Manu, su pistero y amigo se presento al anochecer en mi casa con un gran paquete. El Barón ha muerto, esto es para Usted de su parte. Era un pesado y grandioso Jeffery 600 Nitro Express con grabados en las pletinas de elefantes amenazadores chapados en oro y una frase en latín cincelada en el guardamanos ”iam mens praetrepidans avet vagari, iam laeti studio pedes vigestcunt.”. La granja, la casa, su maravillosa biblioteca fue vendida en pocos días por unos parientes que vinieron de Alemania y Manu, tan viejo como el barón y que vivía con él en la casona para escándalo de todos regreso a su poblado. Desde entonces, cuando pasaba cerca de su aldea llevaba al viejo pistero Bayele algún regalo de la capital como pretexto para hablar con él un rato del Barón y de las andanzas en las que le acompañó en sus últimos años.

El último día que llegue al poblado la gente gritaba y lloraba por las calles, un gran elefante solitario que no temía las antorchas ni los gritos estaba arrasando las cosechas y en una de sus incursiones había pisoteado y malherido a dos personas que le intentaron ahuyentar. El jefe del poblado rodeado de una multitud se acercó a la casa de Manu para rogarme que acabara con la gran bestia como gran cazador que era. De nada les sirvió que les explicara que mi amistad con el Alfred no suponía que yo supiera cazar una fiera como aquella o que el regalo de su mejor arma de caza no indicara que yo supiera utilizar aquel inmenso rifle de 16 libras.
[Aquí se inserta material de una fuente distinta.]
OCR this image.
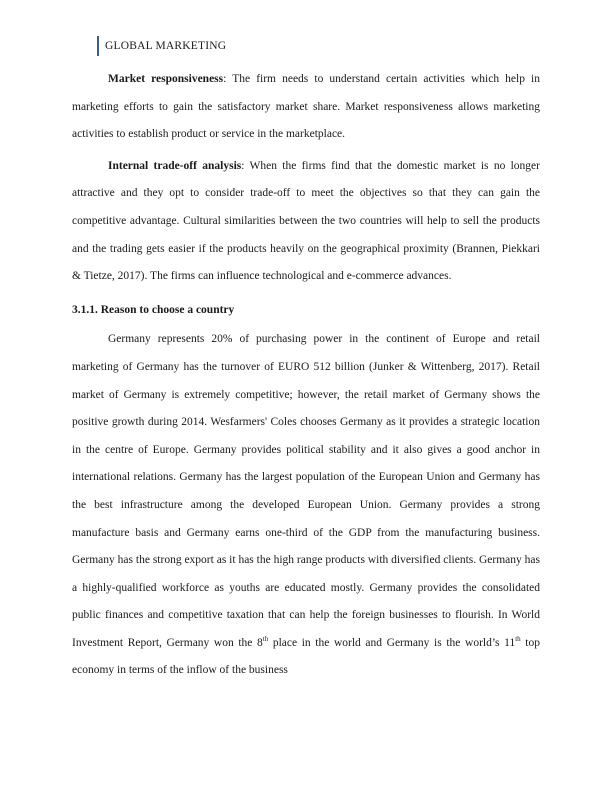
GLOBAL MARKETING

Market responsiveness: The firm needs to understand certain activities which help in marketing efforts to gain the satisfactory market share. Market responsiveness allows marketing activities to establish product or service in the marketplace.

Internal trade-off analysis: When the firms find that the domestic market is no longer attractive and they opt to consider trade-off to meet the objectives so that they can gain the competitive advantage. Cultural similarities between the two countries will help to sell the products and the trading gets easier if the products heavily on the geographical proximity (Brannen, Piekkari & Tietze, 2017). The firms can influence technological and e-commerce advances.

3.1.1. Reason to choose a country

Germany represents 20% of purchasing power in the continent of Europe and retail marketing of Germany has the turnover of EURO 512 billion (Junker & Wittenberg, 2017). Retail market of Germany is extremely competitive; however, the retail market of Germany shows the positive growth during 2014. Wesfarmers' Coles chooses Germany as it provides a strategic location in the centre of Europe. Germany provides political stability and it also gives a good anchor in international relations. Germany has the largest population of the European Union and Germany has the best infrastructure among the developed European Union. Germany provides a strong manufacture basis and Germany earns one-third of the GDP from the manufacturing business. Germany has the strong export as it has the high range products with diversified clients. Germany has a highly-qualified workforce as youths are educated mostly. Germany provides the consolidated public finances and competitive taxation that can help the foreign businesses to flourish. In World Investment Report, Germany won the 8th place in the world and Germany is the world’s 11th top economy in terms of the inflow of the business
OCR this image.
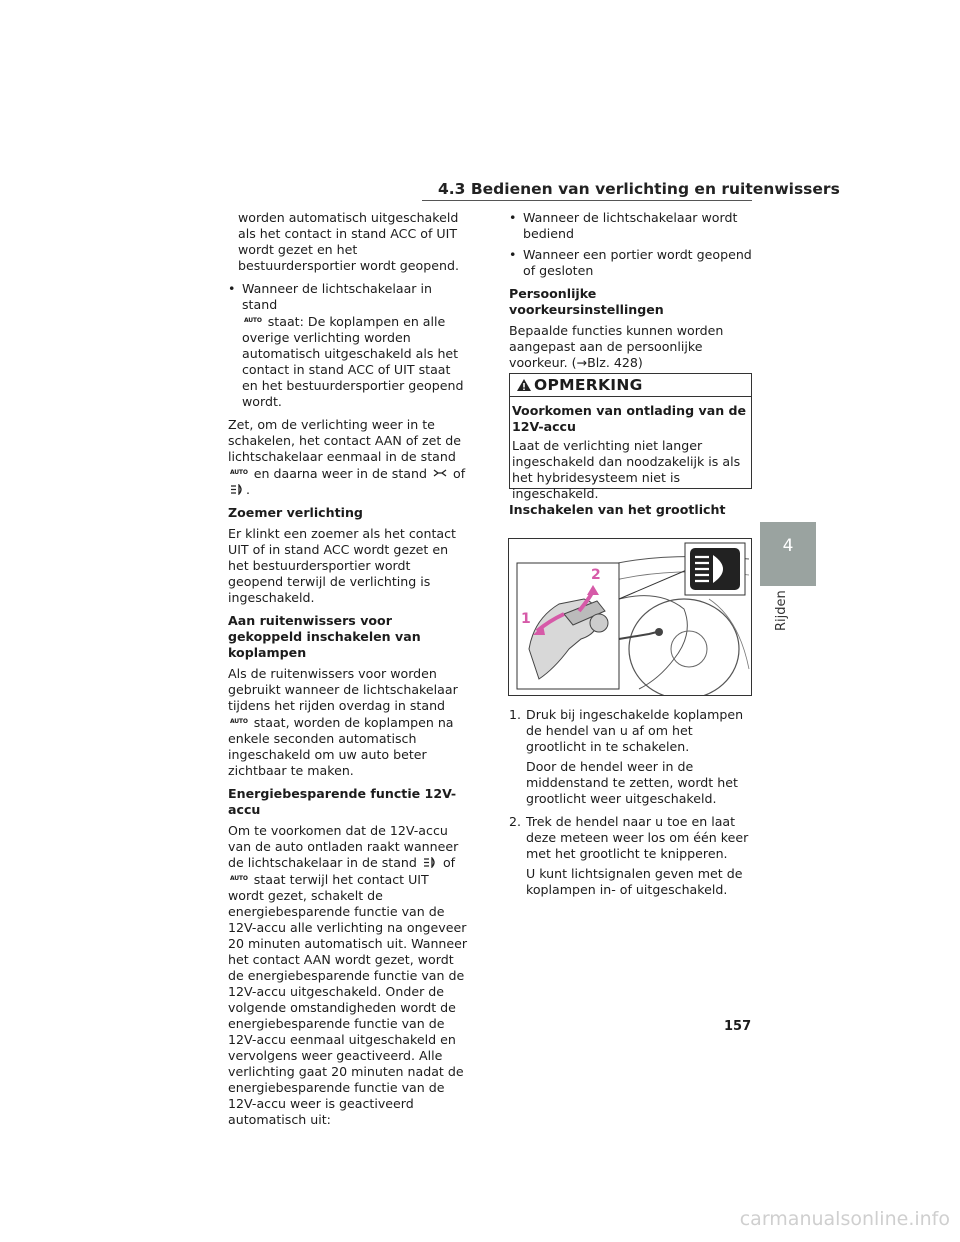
4.3 Bedienen van verlichting en ruitenwissers
4
Rijden

worden automatisch uitgeschakeld als het contact in stand ACC of UIT wordt gezet en het bestuurdersportier wordt geopend.

• Wanneer de lichtschakelaar in stand
AUTO staat: De koplampen en alle overige verlichting worden automatisch uitgeschakeld als het contact in stand ACC of UIT staat en het bestuurdersportier geopend wordt.

Zet, om de verlichting weer in te schakelen, het contact AAN of zet de lichtschakelaar eenmaal in de stand AUTO en daarna weer in de stand of .

Zoemer verlichting

Er klinkt een zoemer als het contact UIT of in stand ACC wordt gezet en het bestuurdersportier wordt geopend terwijl de verlichting is ingeschakeld.

Aan ruitenwissers voor gekoppeld inschakelen van koplampen

Als de ruitenwissers voor worden gebruikt wanneer de lichtschakelaar tijdens het rijden overdag in stand AUTO staat, worden de koplampen na enkele seconden automatisch ingeschakeld om uw auto beter zichtbaar te maken.

Energiebesparende functie 12V-accu

Om te voorkomen dat de 12V-accu van de auto ontladen raakt wanneer de lichtschakelaar in de stand of AUTO staat terwijl het contact UIT wordt gezet, schakelt de energiebesparende functie van de 12V-accu alle verlichting na ongeveer 20 minuten automatisch uit. Wanneer het contact AAN wordt gezet, wordt de energiebesparende functie van de 12V-accu uitgeschakeld. Onder de volgende omstandigheden wordt de energiebesparende functie van de 12V-accu eenmaal uitgeschakeld en vervolgens weer geactiveerd. Alle verlichting gaat 20 minuten nadat de energiebesparende functie van de 12V-accu weer is geactiveerd automatisch uit:

• Wanneer de lichtschakelaar wordt bediend
• Wanneer een portier wordt geopend of gesloten

Persoonlijke voorkeursinstellingen

Bepaalde functies kunnen worden aangepast aan de persoonlijke voorkeur. (→Blz. 428)

OPMERKING
Voorkomen van ontlading van de 12V-accu
Laat de verlichting niet langer ingeschakeld dan noodzakelijk is als het hybridesysteem niet is ingeschakeld.

Inschakelen van het grootlicht

1
2
1. Druk bij ingeschakelde koplampen de hendel van u af om het grootlicht in te schakelen.

Door de hendel weer in de middenstand te zetten, wordt het grootlicht weer uitgeschakeld.

2. Trek de hendel naar u toe en laat deze meteen weer los om één keer met het grootlicht te knipperen.

U kunt lichtsignalen geven met de koplampen in- of uitgeschakeld.

157
carmanualsonline.info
No se preocupes decía Manu sonriendo, el alma del Barón se esconde en su arma, Usted solo tendrá que encontrar al elefante y apuntar a su cabeza, deje que el espíritu el Barón haga el resto. Te acompañará mi hijo Luba al que he enseñado todos los secretos de la selva, el cuidará de ti.

Llevábamos una semana tras el rastro del elefante, nos alimentábamos de extraños frutos que selecionaba Luba cada mañana y de unas raciones de tasajo seco de antílope, dormíamos encima de camas de hojas que él fabricaba muy parecidas a las camas que se hacen los gorilas que yo había visto, llevaba el cuerpo lleno de rasguños que nos curábamos con la sabia de un árbol parecido al del caucho y nos quitábamos las garrapatas el uno al otro con cuidado.

Fue fácil seguir las pistas en aquella maraña ya que era el mismo animal quién hacía los túneles a través de la selva por donde caminábamos siguiendo su rastro de ramas rotas e inmensas cagarrutas de olor dulzón en las que el pigmeo metía el pie para calcular por la temperatura la distancia a la que estaba el animal.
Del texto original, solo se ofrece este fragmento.